For years, in fact, for decades, conventional wisdom has said that the best exercise for heart health and a healthy cardiovascular system, thus reducing the risk of stroke and heart attack was going to be aerobic (with oxygen), also called cardio, workouts.
By the same token, conventional weightlifting training has traditionally been considered an anaerobic (without oxygen) exercise. As such, it was not thought to be the a very good option for heart health and overall fitness.
However, thanks to recent research, that is no longer the "set in stone" opinion of those who know about exercise and the health benefits of exercise.
Many medical professionals exercise researchers, and personal trainers have begun to recognize, and acknowledge, the potential heart health benefits of weightlifting, especially when used in combination with the more traditional cardio workouts...usually in the form of "interval training".
It was only recently, and, as a result of recent studies on weightlifting and heart health, that cardiologists have stopped discouraging their patients from weight training and weightlifting, and have actually begun encouraging to take up this form of physical training.
The world's best known organization on heart health, American Heart Association has published evidence that points out the benefits to the heart of working out with weights in a proper manner. This "about face" in opinion and stance is not only because physiologists now recognize that there can indeed be an aerobic component to weightlifting exercises, but because ofthe overall improvement in condition and body changes created by weightlifting...especially when combined with other forms of exercise...i.e. cardiovascular, or aerobic, exercise.
For example, it has been found that increasing muscle mass and strength actually increases the resting metabolic rate, helping to burn excess body fat, while lowering blood pressure.
The benefits from building the muscular strength of the body's most important muscle, and improving heart health in general, are becoming readily apparent and should be desired by any person wishing to live a long and healthy life.

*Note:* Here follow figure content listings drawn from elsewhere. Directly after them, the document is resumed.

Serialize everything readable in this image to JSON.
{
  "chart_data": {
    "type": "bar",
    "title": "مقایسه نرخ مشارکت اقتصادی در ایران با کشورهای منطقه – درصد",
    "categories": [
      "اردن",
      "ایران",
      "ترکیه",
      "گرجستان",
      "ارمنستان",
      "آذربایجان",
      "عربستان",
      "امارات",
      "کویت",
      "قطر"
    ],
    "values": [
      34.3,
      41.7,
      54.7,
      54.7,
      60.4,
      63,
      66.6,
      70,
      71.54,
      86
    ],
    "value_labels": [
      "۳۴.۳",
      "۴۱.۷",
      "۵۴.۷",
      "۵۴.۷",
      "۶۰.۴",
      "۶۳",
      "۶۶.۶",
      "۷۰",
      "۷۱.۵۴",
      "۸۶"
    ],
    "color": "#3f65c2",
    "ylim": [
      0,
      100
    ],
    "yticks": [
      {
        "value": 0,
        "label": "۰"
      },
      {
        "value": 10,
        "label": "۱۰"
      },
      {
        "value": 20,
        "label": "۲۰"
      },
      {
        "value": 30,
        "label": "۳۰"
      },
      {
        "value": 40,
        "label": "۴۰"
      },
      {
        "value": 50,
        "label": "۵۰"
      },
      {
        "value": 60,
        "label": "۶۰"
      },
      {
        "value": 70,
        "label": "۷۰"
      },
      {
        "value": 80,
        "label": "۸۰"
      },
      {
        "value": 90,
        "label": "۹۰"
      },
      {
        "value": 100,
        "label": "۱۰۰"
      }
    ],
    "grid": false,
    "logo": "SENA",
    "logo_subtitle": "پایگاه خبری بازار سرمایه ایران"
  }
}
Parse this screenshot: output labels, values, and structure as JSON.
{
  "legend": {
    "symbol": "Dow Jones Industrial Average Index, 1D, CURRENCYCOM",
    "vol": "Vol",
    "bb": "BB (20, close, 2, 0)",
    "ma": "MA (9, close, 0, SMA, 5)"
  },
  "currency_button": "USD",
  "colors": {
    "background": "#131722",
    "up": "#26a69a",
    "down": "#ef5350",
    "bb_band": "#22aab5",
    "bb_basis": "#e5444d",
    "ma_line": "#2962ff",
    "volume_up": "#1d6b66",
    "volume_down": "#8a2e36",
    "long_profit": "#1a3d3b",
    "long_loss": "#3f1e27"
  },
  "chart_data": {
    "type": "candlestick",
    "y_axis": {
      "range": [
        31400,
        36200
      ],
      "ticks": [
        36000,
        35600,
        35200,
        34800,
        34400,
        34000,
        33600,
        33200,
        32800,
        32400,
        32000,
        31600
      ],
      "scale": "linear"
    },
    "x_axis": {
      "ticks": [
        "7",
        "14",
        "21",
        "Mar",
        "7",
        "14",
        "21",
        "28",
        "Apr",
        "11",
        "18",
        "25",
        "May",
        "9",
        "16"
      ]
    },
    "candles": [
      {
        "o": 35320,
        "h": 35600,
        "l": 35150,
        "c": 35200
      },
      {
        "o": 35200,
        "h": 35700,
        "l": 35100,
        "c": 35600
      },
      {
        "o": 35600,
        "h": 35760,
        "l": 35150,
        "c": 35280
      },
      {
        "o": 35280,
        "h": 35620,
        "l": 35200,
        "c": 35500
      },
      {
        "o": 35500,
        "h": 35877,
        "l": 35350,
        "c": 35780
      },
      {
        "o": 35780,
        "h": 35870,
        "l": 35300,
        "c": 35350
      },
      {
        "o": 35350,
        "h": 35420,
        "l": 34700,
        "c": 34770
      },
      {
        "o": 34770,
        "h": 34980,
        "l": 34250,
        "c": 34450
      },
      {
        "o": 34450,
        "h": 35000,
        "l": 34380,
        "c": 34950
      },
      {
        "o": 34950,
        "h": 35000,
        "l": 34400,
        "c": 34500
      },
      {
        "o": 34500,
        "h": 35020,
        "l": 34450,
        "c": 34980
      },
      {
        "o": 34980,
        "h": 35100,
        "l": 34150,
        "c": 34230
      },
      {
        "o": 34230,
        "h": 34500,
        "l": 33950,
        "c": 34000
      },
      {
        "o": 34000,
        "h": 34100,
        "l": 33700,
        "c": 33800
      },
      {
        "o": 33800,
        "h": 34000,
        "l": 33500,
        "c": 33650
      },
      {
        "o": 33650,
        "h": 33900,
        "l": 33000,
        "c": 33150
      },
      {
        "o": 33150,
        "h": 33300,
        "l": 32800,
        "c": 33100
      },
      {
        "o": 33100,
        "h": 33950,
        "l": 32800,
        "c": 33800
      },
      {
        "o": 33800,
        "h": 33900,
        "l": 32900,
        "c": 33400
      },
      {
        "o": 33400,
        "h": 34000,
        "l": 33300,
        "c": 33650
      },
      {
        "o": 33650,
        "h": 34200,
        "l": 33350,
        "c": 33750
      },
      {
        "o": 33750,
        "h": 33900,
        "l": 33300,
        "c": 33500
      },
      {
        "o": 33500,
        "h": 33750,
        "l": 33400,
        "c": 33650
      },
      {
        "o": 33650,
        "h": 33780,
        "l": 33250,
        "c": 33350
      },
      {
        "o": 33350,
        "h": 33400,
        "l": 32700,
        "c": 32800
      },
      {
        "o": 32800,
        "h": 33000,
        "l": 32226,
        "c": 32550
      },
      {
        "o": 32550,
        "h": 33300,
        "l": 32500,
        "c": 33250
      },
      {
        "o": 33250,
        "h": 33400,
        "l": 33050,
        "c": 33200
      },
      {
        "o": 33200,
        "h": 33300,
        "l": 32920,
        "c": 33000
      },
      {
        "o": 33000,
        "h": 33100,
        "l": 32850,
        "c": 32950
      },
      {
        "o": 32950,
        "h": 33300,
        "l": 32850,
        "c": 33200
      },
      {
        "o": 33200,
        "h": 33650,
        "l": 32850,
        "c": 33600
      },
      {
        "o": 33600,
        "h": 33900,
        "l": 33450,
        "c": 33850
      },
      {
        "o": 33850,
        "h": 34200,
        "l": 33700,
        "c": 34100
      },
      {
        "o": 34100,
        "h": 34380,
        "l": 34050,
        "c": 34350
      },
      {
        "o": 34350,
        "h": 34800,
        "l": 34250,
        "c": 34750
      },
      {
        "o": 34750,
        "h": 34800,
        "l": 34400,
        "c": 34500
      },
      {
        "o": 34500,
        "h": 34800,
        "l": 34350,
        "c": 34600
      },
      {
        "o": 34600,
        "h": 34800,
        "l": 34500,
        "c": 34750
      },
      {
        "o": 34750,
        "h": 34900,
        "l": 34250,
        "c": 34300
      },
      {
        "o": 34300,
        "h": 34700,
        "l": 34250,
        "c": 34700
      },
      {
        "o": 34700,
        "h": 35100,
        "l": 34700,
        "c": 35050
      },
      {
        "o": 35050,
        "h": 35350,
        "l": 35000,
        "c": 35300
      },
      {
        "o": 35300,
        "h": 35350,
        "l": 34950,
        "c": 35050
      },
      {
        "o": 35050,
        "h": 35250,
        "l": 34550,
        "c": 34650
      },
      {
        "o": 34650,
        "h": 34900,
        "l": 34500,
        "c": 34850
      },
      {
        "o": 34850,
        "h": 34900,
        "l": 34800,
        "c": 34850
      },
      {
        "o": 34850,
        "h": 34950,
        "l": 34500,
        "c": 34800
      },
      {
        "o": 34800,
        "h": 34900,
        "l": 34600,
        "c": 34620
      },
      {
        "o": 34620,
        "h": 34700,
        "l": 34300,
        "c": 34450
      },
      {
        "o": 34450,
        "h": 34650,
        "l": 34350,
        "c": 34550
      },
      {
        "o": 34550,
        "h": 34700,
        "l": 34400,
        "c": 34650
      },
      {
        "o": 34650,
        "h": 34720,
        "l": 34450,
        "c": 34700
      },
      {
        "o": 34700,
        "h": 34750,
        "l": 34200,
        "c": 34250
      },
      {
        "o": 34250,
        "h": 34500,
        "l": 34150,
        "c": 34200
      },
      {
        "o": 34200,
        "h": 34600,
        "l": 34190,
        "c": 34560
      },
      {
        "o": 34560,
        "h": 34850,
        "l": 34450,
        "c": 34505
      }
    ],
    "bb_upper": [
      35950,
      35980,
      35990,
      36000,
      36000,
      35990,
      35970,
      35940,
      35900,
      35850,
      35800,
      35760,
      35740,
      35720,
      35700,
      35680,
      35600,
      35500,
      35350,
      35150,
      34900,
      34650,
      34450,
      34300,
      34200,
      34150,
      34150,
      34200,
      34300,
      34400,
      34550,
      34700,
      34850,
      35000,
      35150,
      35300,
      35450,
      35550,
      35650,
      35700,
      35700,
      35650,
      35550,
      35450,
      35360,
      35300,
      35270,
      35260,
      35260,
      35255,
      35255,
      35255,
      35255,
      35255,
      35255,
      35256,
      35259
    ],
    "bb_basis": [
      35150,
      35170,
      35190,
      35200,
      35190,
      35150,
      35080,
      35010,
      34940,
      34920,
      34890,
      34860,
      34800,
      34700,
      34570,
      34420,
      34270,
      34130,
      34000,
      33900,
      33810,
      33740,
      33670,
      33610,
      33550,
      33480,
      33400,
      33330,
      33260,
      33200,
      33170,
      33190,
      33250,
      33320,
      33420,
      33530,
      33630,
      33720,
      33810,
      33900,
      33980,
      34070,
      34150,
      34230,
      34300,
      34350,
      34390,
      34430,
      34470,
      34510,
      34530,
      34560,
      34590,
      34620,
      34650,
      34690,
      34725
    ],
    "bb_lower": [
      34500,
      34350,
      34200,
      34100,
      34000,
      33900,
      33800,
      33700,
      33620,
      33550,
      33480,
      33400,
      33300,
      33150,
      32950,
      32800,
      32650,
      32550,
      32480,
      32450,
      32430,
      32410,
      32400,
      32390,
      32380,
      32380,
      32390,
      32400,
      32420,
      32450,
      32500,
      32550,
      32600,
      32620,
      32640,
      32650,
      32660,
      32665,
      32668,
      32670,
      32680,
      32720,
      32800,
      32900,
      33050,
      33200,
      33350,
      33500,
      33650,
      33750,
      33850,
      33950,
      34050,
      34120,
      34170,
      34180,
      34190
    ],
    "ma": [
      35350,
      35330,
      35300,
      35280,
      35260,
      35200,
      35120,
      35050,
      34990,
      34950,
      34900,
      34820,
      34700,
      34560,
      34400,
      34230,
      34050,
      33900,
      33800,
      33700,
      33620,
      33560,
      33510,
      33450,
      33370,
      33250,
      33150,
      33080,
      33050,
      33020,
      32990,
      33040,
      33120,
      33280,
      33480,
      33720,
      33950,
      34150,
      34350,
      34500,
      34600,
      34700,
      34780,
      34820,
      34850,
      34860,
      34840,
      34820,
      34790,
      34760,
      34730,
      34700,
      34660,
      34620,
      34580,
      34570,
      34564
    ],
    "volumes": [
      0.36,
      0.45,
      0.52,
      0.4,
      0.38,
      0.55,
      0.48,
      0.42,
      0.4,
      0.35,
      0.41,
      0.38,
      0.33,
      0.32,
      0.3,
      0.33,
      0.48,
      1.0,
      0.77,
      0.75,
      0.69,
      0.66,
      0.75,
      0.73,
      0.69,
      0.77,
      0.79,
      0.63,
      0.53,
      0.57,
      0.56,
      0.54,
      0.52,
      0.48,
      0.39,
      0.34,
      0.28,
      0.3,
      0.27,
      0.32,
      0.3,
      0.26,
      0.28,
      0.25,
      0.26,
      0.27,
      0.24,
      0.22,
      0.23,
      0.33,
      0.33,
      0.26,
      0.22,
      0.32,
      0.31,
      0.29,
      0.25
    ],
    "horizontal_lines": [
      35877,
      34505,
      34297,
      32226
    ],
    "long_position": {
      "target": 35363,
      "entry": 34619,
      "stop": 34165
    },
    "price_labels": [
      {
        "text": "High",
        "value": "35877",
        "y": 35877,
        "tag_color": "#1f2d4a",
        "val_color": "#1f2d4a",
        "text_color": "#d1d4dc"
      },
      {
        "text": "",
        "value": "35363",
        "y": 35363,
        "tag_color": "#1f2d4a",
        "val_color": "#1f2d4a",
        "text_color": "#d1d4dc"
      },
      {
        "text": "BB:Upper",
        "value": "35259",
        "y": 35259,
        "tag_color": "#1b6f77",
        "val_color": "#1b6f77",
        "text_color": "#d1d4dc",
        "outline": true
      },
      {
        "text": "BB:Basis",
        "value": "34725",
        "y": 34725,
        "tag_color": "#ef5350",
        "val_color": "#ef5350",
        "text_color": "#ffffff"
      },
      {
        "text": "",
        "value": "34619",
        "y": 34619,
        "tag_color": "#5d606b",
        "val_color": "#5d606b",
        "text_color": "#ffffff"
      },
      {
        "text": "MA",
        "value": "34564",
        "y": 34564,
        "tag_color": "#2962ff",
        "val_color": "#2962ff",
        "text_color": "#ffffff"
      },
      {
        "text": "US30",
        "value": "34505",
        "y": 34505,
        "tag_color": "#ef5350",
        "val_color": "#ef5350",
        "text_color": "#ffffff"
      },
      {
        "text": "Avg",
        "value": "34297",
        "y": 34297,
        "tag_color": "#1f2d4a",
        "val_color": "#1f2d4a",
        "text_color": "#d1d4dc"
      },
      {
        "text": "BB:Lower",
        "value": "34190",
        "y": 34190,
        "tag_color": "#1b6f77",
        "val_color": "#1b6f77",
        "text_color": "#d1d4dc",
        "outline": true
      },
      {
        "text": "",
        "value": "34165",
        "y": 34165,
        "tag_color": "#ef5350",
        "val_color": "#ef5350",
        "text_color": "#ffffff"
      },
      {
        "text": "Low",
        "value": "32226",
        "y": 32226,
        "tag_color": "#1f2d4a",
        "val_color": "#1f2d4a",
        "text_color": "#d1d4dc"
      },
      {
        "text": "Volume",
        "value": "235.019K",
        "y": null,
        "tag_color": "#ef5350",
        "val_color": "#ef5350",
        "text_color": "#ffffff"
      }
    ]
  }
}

For the person whose heart health has been compromised, even the person who is already a heart patient, weightlifting and resistance training can be very important to preventing future heart attacks or other cardiac episodes.
In the final analysis, when it comes to your health in general, and heart health in particular, it is all about managing your weight, becoming more physically fit, being in better condition overall...and being stronger.
It's not brain surgery, but it is basic heart science.
When your heart is weak, even simple tasks such as walking up stairs, lifting groceries, or even going shopping can put a strain on it. If you become stronger from weightlifting and resistance training, thereby building lean muscle mass, these tasks become much easier, and your heart doesn't have to work so hard.
Carefully monitored studies have also shown that when people who trained by lifting weights had their cardiac output measured scientifically, the heart pumped stronger and faster. Like any other muscle exercising the heart builds stronger walls in the ventricle, the pumping part of the heart. Simply stated, strong ventricles mean the heart can pump more efficiently, and effectively, lowering the resting heart rate, which, in turn, can lower blood pressure, one of the main contributing factors to heart attack and stroke.
By the way, you can get even more heart health benefit from training with weights if you use lower weights, increase repetitions, and take shorter rests between sets. Starting and ending your workout with some cardio just adds to the overall health benefits. Light cardio at the start of the workout can also serve as the very important "warm up" prior to exercise.
Of course, a healthy heart is not the only benefit of weightlifting.
It is also a fact that a great many people who have heart problems are also overweight or struggling with many of the other problems related to obesity, such as diabetes.
Weightlifting is a great way to lose weight and keep it off by raising your metabolism and making your body burn calories more efficiently.
Understand that, minute for minute, a workout made up of anaerobic exercises, such as weightlifting, will not burn as much body fat as an aerobic exercise such as biking or jogging. In other words, 15 minutes on a stationary bike will burn far more calories then 15 minutes of weightlifting...at least during the workout itself.
However, research has shown that, up to two hours after a 15 minute weightlifting workout, the body continues to burn calories as the muscles remain in their agitated state. For these, and other reasons, American Heart Association now recommends a 30 minute aerobic workout 6 times a week, and adding a weightlifting session of at least 15 minutes 3 times a week for weight management, heart health, and overall fitness.
While a good exercise program for heart health should include different exercises, and different types of exercises, weight lifting really needs to be part of your plan for health, fitness, and longevity.